Balloons and cameras reveal nothing but our China paranoia
February 9, 2023
Secrets make us paranoid. We should do away with secrets and spies and become a truly open society.
We have become so obsessed with the so-called China threat that our fears are now totally irrational. The decision by the USA to shoot down a Chinese balloon might have had a strange logic to it, but the call by the Opposition in Canberra to remove Chinese built cameras from around the Australian War Memorial is bizarre.
The over arching doctrine of strategic thinking in our times reached its absurd pinnacle in Mutually Assured Destruction. In this debilitated way of thinking, the leaders of Russia and America had doomsday buttons at their fingertips. Should the other side resort to use of nuclear weapons, there was a certainty that civilisation would be destroyed. The doctrine led to an arms race at the nuclear level but also in more conventional weapons - a wasteful competition which impoverished not only the superpowers but led to poverty, health crises, militarisation and civil wars across the globe.
The official wisdom in our more enlightened times is that MAD was absurd and that it no longer applies. Frequently however defence and foreign policy experts use language very similar to that created for MAD. In particular, the idea remains that peace is best maintained by ensuring that aggression will be deterred if only we are strong enough and of course that potential aggressors know we are strong.
The same contradictions remain about this diluted version of MAD. The very notion of spying shows that we do not really believe that it is important that potential aggressors know how strong we are. We are paranoid about Chinese balloons and cameras in spite of this MAD doctrine. If we really believed the deterrence doctrine, we would show potential aggressors our shiniest new military toys, not hide them from view.
Certainly, the Chinese should be more careful about their use of balloons. Where states want to exclude foreign planes, rockets and ships from their territories however, they should resort to international remedies and not take unilateral action to destroy any invaders of their air space.
What on earth does the Opposition think takes place in the Australian War Memorial? Unless Dutton and company know something hidden from the rest of Australia, what sensitive defence secrets are held in a museum that focuses on the past? There are elements of the AWMs administration which are lamentable. The failure to adequately address the frontier wars is one. Another is the drift towards interactive exhibits that make innocuous games of learning about death and destruction. Most alarming of all is the dominance of funding and decision making by arms manufacturers. All of this however, is on the public record, as it should be.

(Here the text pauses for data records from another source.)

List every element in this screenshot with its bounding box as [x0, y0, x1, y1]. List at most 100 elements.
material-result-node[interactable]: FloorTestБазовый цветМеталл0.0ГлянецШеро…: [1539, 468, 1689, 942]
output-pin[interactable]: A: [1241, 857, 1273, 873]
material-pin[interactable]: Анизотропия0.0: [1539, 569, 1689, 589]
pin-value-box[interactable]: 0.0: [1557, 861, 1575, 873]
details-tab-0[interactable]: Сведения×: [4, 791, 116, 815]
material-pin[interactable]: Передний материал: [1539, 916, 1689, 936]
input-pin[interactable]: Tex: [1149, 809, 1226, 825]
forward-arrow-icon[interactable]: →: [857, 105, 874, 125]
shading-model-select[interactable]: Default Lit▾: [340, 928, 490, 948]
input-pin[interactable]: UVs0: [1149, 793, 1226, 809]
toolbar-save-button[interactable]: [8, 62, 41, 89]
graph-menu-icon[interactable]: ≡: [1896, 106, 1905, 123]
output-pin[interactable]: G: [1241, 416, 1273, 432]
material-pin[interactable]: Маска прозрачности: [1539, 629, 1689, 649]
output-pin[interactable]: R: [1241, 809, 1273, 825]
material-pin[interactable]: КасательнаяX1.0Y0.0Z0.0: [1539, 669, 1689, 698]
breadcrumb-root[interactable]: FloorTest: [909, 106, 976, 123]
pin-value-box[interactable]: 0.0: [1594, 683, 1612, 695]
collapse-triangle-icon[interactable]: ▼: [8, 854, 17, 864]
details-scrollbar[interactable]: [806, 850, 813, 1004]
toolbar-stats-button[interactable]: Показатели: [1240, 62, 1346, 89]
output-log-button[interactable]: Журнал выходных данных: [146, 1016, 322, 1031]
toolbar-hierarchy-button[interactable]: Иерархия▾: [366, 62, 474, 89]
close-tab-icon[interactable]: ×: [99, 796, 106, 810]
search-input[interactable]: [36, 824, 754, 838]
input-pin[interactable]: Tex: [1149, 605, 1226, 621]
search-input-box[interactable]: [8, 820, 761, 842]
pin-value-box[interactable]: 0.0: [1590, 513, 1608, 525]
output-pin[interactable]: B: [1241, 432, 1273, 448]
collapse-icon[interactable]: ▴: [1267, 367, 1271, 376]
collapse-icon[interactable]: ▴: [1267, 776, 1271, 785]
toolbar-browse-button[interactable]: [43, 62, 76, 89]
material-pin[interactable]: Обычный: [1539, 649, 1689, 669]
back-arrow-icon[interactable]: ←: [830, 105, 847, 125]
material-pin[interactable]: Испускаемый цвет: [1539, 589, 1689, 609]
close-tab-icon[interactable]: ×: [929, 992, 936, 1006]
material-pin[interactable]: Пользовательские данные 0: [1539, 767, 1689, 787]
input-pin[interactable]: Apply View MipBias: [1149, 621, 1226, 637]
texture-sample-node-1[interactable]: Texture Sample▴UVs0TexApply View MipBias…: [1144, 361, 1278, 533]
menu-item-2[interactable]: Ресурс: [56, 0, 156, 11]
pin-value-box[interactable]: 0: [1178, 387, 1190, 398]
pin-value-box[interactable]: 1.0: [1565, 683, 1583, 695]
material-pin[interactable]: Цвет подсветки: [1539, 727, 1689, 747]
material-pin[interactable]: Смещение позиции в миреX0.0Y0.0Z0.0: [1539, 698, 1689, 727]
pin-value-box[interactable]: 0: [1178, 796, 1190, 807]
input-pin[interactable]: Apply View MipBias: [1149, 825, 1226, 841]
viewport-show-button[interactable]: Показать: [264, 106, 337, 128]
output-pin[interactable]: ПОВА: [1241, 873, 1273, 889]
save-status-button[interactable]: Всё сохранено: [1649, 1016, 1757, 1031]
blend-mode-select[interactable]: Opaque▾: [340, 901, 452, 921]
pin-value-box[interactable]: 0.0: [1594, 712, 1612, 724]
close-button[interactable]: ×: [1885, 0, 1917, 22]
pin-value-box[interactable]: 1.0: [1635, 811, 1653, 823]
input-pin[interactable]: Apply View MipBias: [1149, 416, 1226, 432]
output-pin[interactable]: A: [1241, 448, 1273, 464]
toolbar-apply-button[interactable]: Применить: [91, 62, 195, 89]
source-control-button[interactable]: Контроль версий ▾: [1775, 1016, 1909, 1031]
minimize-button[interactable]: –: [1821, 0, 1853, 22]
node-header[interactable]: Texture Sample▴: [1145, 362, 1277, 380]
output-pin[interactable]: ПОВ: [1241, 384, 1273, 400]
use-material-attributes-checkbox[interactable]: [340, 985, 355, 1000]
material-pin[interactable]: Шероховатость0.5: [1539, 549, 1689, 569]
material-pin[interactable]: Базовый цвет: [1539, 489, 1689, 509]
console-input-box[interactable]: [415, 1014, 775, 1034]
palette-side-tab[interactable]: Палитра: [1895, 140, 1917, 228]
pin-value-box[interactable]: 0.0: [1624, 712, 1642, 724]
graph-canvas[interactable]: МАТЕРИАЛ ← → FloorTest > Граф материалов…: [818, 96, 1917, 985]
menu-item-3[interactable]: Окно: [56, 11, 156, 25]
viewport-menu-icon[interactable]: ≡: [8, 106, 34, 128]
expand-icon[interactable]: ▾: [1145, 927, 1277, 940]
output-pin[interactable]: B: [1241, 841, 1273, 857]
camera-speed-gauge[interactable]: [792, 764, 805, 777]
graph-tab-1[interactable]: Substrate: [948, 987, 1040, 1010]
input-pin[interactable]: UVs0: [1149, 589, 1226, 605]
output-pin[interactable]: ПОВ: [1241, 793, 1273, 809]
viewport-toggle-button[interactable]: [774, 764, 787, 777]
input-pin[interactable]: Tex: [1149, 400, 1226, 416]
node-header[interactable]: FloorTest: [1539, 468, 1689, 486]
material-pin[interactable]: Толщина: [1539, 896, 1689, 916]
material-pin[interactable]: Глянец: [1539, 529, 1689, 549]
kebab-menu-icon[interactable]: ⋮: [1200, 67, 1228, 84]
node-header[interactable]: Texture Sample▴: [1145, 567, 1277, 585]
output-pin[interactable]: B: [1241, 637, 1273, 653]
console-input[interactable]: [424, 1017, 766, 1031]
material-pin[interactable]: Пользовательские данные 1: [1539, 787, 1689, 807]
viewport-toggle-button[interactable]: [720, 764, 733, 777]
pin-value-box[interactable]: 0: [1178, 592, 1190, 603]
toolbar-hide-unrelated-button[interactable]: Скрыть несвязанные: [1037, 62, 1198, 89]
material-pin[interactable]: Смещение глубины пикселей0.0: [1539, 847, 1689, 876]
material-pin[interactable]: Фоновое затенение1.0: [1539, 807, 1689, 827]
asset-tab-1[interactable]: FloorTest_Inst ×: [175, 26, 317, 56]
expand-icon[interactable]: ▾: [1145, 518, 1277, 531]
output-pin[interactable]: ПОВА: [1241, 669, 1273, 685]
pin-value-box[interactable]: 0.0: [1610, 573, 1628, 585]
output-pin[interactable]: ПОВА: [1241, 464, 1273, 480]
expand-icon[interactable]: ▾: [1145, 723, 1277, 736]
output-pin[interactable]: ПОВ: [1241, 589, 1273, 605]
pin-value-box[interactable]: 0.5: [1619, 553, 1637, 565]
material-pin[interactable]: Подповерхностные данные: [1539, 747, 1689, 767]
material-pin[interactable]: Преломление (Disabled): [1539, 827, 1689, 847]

Secrets and censorship are paternalistic devices commonly practised by those in authority who imagine themselves the fount of all wisdom. While secrets and censorship might be pragmatic in some circumstances, they are incompatible with the needs of an open society and a democratic political system. They are employed quite deliberately by leaders whose preferences are towards dictatorship to control the curiosity and the legitimate right to know of the people.
Consider for a moment the savings which could be made by abolishing secret police. Our paranoia might abate to the extent that we would question the need for expensive armaments and for the stationing of foreign garrisons on Australian soil. We could even remove the US spy bases which provide no benefit to us at all. We might even be able to rebuild a working relationship with China and re-emerge as an honest broker in the Pacific, where we must lately have assumed an untrustworthy role as deputy of the USA. Our foreign policy, now dictated by containment of China might even focus on Australian interests internationally.
We have too readily accepted threats to civil society such as surveillance through spy cameras, telephone lines for anonymous dobbing and the need for espionage. These developments have not made us more secure. Perhaps it was never intended that they should do so. Abandon the secrets and re-employ those who maintain them. Democracy will be the only beneficiary.